ロシアによるウクライナへの軍事侵攻が続いています。
第二次世界大戦以降では、嘗て、1948年から1973年にかけて中東でも4次にわたって戦争が起こりました。所謂、中東戦争です。
これは1948年5月にイギリスによるパレスチナ統治が終了した日に、ユダヤ人がイスラエル建国を宣言したことに対し、分割に反対する周辺アラブ諸国がパレスチナへ侵攻し、第一次中東戦争が勃発したもので、その後4次に亘って戦争が繰り返されています。
一方で日本近辺では戦争こそ起こっていないものの、北朝鮮の核開発やミサイル発射、中国の武力を背景とした海洋進出などで平和が脅かされようとする状況が続いています。
この日本周辺、所謂、東アジア地域は、前記の中東に対して、極東と呼ばれています。
でも、なぜ日本を含む東アジア地域が「極東」なのでしょうか?
更に、極東の他にも近東、中東、と呼ばれる地域がありますが、皆さまはその由来をご存じでしょうか?
・極東と呼ばれている地域です。
「極東」
調べてみると、日本を含む東アジアは極東と呼ばれ、英語では「Far East」と言い、遠い東の果ての意味です。
でも、どこから見て日本が東の果てなのでしょうか?
実は、ヨーロッパから見てのことなのですが、正確にはイギリスから見て東の果てが「極東(Far East)」なのです。
同様に、「中東」「近東」もヨーロッパから見ての呼称になっています。
日本では一般的な世界地図は太平洋が真ん中に来る日本が中心の地図ですが、欧米では大西洋が真ん中に来る地図が一般的であり、それを見れば日本は地図の最東端、所謂「極東」に位置するという訳です。
19世紀初めの世界は7つの海を制した海洋国家・大英帝国(イギリス)を中心に回っていました。
更に、イギリスにある グリニッジ天文台は経度0度にあり、ここを基準として世界各国の標準時が決められており、それに基づくと 日本は経度135度となるため、グリニッジ標準時から9時間の差があることになります。
つまりイギリスから見れば、政治、経済的な外交ルートで見ても地理的な意味でも、日本は、紛れもない「東の果て」と言うことになります。
このように、ヨーロッパ・アメリカ、そして経度から見て、最も東方を指す地政学あるいは国際政治学上の地理区分により、 日本や中国の甘粛省、四川省、台湾、極東ロシア、朝鮮半島辺りの地域を極東と呼び、 歴史的にヨーロッパからみて最も遠くにある地域として名付けられました。
・伝統的中東とG8によって提案された拡大中東です。
「近東」
逆にヨーロッパから見て「近い東」はかつてオスマン帝国が支配していた地域で、その辺が「近東(near east)」と呼ばれるようになりましたが、19世紀には「中近東」(Near and Middle East)」の呼び方が一般的に使われていました。
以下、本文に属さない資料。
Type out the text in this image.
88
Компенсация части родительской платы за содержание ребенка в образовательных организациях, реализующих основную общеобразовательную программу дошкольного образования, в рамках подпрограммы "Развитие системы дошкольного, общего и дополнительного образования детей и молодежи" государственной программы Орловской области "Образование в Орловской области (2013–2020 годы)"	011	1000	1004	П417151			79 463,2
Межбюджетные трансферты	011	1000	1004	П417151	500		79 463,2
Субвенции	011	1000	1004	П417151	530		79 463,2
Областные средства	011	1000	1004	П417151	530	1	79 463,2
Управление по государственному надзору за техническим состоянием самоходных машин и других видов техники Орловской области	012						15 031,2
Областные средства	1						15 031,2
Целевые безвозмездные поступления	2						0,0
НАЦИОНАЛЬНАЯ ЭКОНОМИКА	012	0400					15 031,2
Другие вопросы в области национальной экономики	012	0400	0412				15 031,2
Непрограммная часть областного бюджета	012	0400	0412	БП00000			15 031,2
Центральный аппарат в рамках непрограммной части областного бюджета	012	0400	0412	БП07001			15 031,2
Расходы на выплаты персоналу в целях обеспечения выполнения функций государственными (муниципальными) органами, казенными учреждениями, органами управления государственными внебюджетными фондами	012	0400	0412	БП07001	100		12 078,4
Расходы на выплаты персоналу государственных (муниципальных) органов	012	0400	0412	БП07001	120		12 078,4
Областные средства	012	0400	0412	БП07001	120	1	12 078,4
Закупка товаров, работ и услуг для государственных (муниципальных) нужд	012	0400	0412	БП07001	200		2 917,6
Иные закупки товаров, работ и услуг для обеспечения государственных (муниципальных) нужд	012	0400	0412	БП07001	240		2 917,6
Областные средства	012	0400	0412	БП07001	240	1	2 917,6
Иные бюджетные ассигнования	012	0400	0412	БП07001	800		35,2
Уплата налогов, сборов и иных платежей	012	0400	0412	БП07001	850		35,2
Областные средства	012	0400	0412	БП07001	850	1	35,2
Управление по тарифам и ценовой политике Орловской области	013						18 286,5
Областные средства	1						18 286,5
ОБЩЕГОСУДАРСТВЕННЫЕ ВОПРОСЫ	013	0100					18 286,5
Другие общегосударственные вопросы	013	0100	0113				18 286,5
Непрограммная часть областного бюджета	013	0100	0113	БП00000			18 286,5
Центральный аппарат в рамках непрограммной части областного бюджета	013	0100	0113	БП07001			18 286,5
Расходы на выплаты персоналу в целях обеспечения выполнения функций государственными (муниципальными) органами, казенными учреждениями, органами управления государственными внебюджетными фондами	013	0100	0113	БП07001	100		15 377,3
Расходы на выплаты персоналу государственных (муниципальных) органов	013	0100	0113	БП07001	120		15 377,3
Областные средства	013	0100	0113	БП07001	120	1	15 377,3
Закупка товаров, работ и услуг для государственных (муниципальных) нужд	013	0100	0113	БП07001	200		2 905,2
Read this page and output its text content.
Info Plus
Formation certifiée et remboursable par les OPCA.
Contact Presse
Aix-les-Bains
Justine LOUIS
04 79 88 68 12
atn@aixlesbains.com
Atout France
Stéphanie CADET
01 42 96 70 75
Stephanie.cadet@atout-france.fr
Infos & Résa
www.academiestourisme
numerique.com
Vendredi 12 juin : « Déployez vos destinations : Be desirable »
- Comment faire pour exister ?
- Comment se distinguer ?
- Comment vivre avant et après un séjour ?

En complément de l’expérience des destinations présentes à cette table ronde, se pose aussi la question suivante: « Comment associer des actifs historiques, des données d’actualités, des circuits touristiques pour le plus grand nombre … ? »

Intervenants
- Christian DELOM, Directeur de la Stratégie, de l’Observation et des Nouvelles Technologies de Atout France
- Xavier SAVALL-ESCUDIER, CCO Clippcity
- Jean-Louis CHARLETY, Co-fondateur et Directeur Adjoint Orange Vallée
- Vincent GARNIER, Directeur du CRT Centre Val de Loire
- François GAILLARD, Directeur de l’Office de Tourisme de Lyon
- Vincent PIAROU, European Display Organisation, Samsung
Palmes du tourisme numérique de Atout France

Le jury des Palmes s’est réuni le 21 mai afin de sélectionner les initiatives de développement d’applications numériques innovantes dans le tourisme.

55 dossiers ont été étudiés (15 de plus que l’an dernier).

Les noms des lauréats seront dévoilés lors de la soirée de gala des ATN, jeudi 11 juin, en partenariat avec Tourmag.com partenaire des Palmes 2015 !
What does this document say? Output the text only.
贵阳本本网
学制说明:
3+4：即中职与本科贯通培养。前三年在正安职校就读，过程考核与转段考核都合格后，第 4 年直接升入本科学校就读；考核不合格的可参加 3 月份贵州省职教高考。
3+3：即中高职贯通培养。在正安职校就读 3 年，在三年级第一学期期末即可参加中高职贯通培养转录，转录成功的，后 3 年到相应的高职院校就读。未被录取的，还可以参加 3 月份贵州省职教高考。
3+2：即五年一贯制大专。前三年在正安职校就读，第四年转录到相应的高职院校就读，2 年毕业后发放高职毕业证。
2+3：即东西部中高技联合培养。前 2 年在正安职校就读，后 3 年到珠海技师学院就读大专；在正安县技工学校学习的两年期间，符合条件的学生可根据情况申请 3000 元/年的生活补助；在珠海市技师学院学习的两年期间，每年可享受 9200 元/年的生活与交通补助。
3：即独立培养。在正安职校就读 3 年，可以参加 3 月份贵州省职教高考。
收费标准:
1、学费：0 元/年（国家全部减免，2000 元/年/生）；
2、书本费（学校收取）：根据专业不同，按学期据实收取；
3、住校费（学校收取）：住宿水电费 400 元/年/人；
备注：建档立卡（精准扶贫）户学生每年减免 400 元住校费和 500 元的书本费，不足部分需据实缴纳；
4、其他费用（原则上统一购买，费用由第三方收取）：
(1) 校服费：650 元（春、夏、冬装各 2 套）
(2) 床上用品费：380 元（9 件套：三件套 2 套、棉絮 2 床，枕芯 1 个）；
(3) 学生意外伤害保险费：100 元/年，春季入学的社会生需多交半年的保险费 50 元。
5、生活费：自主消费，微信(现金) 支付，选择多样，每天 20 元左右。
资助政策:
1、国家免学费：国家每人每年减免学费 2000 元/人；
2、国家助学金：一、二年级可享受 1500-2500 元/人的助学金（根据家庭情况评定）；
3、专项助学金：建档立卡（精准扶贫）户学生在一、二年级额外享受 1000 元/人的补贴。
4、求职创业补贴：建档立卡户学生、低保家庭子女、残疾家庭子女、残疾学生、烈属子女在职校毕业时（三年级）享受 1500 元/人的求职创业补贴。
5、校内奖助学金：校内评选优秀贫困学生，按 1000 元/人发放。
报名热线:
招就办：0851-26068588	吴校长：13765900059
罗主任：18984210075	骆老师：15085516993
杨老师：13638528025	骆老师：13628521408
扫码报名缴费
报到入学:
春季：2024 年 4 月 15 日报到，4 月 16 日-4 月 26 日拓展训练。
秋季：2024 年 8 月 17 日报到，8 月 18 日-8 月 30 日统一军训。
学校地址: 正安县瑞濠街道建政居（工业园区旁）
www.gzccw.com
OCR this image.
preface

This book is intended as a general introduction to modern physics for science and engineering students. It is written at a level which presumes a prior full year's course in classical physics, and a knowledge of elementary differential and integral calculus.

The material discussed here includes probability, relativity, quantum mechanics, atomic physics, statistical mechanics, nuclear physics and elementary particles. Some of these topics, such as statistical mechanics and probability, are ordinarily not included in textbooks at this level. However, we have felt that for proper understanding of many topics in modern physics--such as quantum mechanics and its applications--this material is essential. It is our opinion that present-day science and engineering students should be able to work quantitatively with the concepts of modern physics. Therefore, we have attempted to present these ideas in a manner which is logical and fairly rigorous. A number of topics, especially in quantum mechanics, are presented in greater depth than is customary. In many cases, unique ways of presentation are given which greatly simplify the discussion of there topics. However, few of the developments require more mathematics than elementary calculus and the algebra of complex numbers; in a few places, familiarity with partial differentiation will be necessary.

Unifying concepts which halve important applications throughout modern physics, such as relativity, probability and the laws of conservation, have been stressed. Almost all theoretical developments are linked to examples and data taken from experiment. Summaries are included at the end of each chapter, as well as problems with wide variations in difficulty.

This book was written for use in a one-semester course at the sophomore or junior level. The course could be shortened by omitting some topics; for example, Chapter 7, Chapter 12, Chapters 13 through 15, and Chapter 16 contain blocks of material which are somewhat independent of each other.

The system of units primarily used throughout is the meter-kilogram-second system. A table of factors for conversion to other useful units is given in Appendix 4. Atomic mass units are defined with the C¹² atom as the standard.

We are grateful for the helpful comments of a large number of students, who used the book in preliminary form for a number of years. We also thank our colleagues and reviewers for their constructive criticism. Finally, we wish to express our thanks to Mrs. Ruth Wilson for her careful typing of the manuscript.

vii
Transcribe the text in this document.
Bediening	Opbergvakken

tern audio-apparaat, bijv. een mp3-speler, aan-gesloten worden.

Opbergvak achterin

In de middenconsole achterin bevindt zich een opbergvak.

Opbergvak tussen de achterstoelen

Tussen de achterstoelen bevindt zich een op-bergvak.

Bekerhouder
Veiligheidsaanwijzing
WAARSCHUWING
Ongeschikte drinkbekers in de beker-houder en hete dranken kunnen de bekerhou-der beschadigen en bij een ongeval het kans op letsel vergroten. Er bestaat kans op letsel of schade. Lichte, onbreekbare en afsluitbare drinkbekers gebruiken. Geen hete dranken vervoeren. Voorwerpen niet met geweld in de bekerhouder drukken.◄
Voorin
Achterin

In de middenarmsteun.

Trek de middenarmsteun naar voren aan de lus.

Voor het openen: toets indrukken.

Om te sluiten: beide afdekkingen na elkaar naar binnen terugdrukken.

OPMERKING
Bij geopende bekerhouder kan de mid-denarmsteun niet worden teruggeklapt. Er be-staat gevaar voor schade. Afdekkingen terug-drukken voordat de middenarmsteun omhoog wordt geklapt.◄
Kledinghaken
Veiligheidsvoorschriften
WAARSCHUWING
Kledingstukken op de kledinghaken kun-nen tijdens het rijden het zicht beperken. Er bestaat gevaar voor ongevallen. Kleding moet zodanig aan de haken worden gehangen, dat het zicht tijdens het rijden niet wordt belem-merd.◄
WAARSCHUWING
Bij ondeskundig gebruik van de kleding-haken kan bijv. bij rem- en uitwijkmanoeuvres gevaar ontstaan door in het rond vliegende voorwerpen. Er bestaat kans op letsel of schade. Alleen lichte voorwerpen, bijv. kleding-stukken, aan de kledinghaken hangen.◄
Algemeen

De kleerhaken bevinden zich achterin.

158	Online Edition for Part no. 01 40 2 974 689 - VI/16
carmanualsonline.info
「近東」は東方問題が焦点となる中でオスマン帝国の領域を可視化する呼称として形成されたようです。
広辞苑でも、「近東」とは、 「バルカン諸国・トルコ・シリア・エジプトなど旧オスマン帝国領に対するヨーロッパでの呼称。」と説明しています。
「中東」
中東とは、近東と極東の中間地域を指し、イギリスの最も重要な植民地であったインドやトルコ、エジプト、シリア、イラクなどの地域を指す呼称として形成されたようです。
広辞苑でも、(1)ヨーロッパから見て、近東と極東の中間。ペルシャとその周辺を指す。
(2)第二次大戦後、アフガニスタン以西の西南アジアと北アフリカ北東部の地域の総称。と説明しています。
「結論」
結局、極東(Far East)、中東(Middle East)、近東(Near East)などはイギリスからみた呼称として成立した概念であり、厳密にここからここまでと線引きがなされているわけではなく、時代によっても多少変わっているようです。